US doctors perform unprecedented complete penis transplant.
US doctors perform unprecedented complete penis transplant.

Doctors achieve world's first complete penis transplant

DOCTORS in the US have performed the world's first complete penis and scrotum transplant on a former soldier who had his genitals blown off after stepping on a hidden bomb while on tour in the Middle East.

The 14-hour operation performed last month at Johns Hopkins Hospital in Baltimore, was the most complex and extensive penis transplant ever attempted.

Called a vascularised composite allotransplantation, it was the first surgery of its kind anywhere in the world.

The young army veteran received an entire penis, scrotum (without testicles), and partial abdominal wall from a deceased donor.

The transplant involved a single piece of flesh that measured 25cm by 28cm and weighed about 2kg.

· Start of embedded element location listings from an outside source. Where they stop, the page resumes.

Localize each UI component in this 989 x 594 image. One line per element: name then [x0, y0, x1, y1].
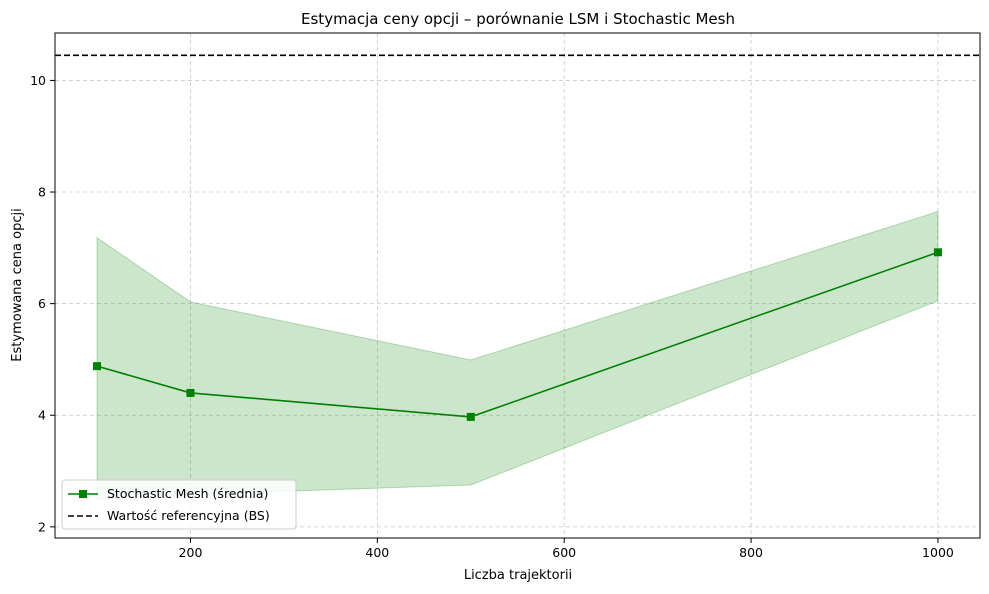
y-tick-label: 2	[38, 519, 46, 534]
x-tick-label: 1000	[922, 545, 954, 560]
y-axis-label: Estymowana cena opcji	[10, 208, 25, 361]
y-tick-label: 8	[38, 185, 46, 200]
data-point	[186, 388, 195, 397]
x-tick-label: 800	[739, 545, 763, 560]
data-point	[933, 248, 942, 257]
x-tick-label: 200	[179, 545, 203, 560]
legend-series-label: Stochastic Mesh (średnia)	[107, 486, 268, 501]
legend-series-marker	[79, 490, 87, 498]
x-tick-label: 600	[552, 545, 576, 560]
series-layer	[93, 248, 942, 421]
grid-layer	[55, 33, 980, 538]
legend: Stochastic Mesh (średnia) Wartość refere…	[61, 479, 297, 530]
data-point	[93, 362, 102, 371]
axis-layer: 200 400 600 800 1000 2 4 6 8 10	[30, 73, 954, 560]
legend-box	[61, 479, 297, 530]
chart-title: Estymacja ceny opcji – porównanie LSM i …	[301, 10, 735, 28]
y-tick-label: 6	[38, 296, 46, 311]
plot-frame	[54, 32, 981, 539]
legend-reference-label: Wartość referencyjna (BS)	[107, 508, 270, 523]
x-tick-label: 400	[365, 545, 389, 560]
y-tick-label: 10	[30, 73, 46, 88]
x-axis-label: Liczba trajektorii	[464, 568, 572, 583]
series-line	[96, 251, 939, 418]
data-point	[466, 412, 475, 421]
y-tick-label: 4	[38, 408, 46, 423]
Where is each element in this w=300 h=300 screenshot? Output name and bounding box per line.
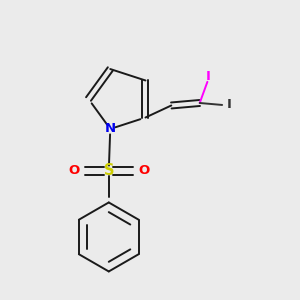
Text: I: I <box>226 98 231 111</box>
Text: I: I <box>206 70 210 83</box>
Text: O: O <box>138 164 149 178</box>
Text: O: O <box>68 164 79 178</box>
Text: N: N <box>105 122 116 136</box>
Text: S: S <box>103 164 114 178</box>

It took a team of nine plastic surgeons and two urology surgeons to work to attach the urethra, erectile tissue, arteries, veins, nerves and skin of the penis and abdominal wall to its new owner.

"We are hopeful that this transplant will help restore near-normal urinary and sexual functions for this young man," said Andrew Lee, professor and director of plastic and reconstructive surgery at the Johns Hopkins University School of Medicine.

It took a team of nine plastic surgeons and two urology surgeons to attach the large piece of tissue.
It took a team of nine plastic surgeons and two urology surgeons to attach the large piece of tissue.

 

The surgery took place on March 26 and nearly a month on doctors seem confident of its success but will continue to monitor the patient's recovery.

Speaking to The New York Times, the veteran said his injury took an immense toll on his relationship and psyche.

"That injury, I felt like it banished me from a relationship," he said. "Like, that's it, you're done, you're by yourself for the rest of your life. I struggled with even viewing myself as a man for a long time."

The former serviceman also lost both legs below his knees but particularly struggled with the loss of his genitals. Four weeks after the surgery and on the road to recovery, he said: "I feel whole again."

Wanting to remain anonymous, he is just one of many military personnel to have suffered such horrific injuries from improvised explosive devices, or IEDs, while in combat in the Iraq or Afghanistan in the past decade.

Two other successful penis transplants have been performed in the past - one in South Africa in 2014 and anotherat the Massachusetts General Hospital in the US in 2016. However both involved only the organ itself, not the scrotum or surrounding flesh.

Prior to the latest operation, doctors at Johns Hopkins Hospital said a successful surgery could open the way for about 60 other servicemen with genital injuries to have the same transplant operation.